The firm’s findings also refuted some of Trump’s voting conspiracies, including the identities of dead people used to vote and Dominion voting systems used to manipulate the outcome, the paper reported.
A source told the publication that the campaign team wanted about a dozen claims tested, after the Berkeley Research Group was commissioned to look into voting data from six states. People familiar with the matter told the publication that the findings were never released and did not match what the team hoped for.
The research was conducted in the last weeks of 2020 and before the January 6 US Capitol attack, according to the Post. Two sources told CNN that the House January 6 committee looking into the role Trump played in inciting the insurrection did not know about the firm’s work.
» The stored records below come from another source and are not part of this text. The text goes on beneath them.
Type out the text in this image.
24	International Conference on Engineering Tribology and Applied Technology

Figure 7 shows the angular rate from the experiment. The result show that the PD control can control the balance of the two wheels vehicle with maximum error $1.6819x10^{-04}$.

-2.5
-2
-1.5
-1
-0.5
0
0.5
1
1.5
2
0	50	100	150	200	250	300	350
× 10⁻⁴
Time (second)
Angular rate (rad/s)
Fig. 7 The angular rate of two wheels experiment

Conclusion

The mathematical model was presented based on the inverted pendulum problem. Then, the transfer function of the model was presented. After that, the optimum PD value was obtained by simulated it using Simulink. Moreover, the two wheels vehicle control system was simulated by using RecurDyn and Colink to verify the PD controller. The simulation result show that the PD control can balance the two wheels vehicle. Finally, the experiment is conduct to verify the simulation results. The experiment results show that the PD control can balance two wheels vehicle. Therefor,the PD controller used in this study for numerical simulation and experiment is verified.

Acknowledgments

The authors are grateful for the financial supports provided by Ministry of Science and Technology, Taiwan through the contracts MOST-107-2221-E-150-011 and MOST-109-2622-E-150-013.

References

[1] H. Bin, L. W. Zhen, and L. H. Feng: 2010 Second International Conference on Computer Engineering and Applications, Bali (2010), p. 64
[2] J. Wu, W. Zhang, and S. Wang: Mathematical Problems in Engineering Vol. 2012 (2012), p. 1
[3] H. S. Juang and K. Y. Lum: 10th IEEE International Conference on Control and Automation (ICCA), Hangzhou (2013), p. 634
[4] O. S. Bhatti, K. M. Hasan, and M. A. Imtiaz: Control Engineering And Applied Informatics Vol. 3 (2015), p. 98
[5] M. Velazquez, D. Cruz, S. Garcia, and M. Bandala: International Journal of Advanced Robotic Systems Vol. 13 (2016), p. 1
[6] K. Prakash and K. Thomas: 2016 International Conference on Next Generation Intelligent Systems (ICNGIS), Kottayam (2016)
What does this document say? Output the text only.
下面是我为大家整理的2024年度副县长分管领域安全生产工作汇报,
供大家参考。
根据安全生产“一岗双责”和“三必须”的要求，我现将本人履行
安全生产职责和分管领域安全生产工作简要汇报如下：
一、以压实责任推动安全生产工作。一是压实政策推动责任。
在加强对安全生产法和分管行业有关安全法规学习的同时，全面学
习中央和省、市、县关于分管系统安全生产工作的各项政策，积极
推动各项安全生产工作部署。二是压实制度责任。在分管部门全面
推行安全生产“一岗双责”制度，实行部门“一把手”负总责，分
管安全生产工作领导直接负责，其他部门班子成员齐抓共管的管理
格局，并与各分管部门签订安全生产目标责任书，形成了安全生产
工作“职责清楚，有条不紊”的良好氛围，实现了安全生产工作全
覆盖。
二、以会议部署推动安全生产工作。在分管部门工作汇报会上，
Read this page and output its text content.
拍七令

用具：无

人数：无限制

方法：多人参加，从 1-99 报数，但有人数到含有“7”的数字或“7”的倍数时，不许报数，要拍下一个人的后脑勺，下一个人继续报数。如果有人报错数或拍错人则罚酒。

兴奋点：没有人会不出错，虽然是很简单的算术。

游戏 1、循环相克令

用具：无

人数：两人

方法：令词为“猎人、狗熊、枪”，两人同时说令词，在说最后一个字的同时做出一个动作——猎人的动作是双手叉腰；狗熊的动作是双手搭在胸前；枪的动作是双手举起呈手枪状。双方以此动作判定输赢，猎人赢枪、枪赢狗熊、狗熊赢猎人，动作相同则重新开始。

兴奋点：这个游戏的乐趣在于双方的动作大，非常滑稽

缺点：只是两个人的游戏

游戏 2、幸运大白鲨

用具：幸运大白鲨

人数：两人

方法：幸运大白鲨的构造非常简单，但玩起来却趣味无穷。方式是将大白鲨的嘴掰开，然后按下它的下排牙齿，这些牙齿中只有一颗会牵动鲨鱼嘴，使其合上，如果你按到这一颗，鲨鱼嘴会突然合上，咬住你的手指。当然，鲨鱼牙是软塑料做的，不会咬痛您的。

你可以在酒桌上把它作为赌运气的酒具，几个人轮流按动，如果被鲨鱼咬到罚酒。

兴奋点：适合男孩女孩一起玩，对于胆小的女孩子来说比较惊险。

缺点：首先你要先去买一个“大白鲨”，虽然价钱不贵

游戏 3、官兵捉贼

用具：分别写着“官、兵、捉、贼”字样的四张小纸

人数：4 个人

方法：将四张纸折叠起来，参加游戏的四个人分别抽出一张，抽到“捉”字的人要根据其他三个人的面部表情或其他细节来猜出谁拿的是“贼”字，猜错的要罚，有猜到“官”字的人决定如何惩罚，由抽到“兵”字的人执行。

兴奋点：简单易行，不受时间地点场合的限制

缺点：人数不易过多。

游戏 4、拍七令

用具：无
Trump has continued to repeat his election lies as he focuses on his 2024 White House bid.
CNN previously reported that following two years of advice from allies and advisers to stop exhaustively relitigating the 2020 election, his first rally late last month showed an attempted forward-driven message of what he would aim to accomplish with a second term.
One source close to the former president said his proclivity for focusing on the 2020 election will be difficult to break, because he still often hears from members of his base who believe so.
Despite the defeat of some Trump-backed candidates who lied about the legitimacy of the 2020 election, Trump does not believe their losses are tied to their election lies, said another adviser.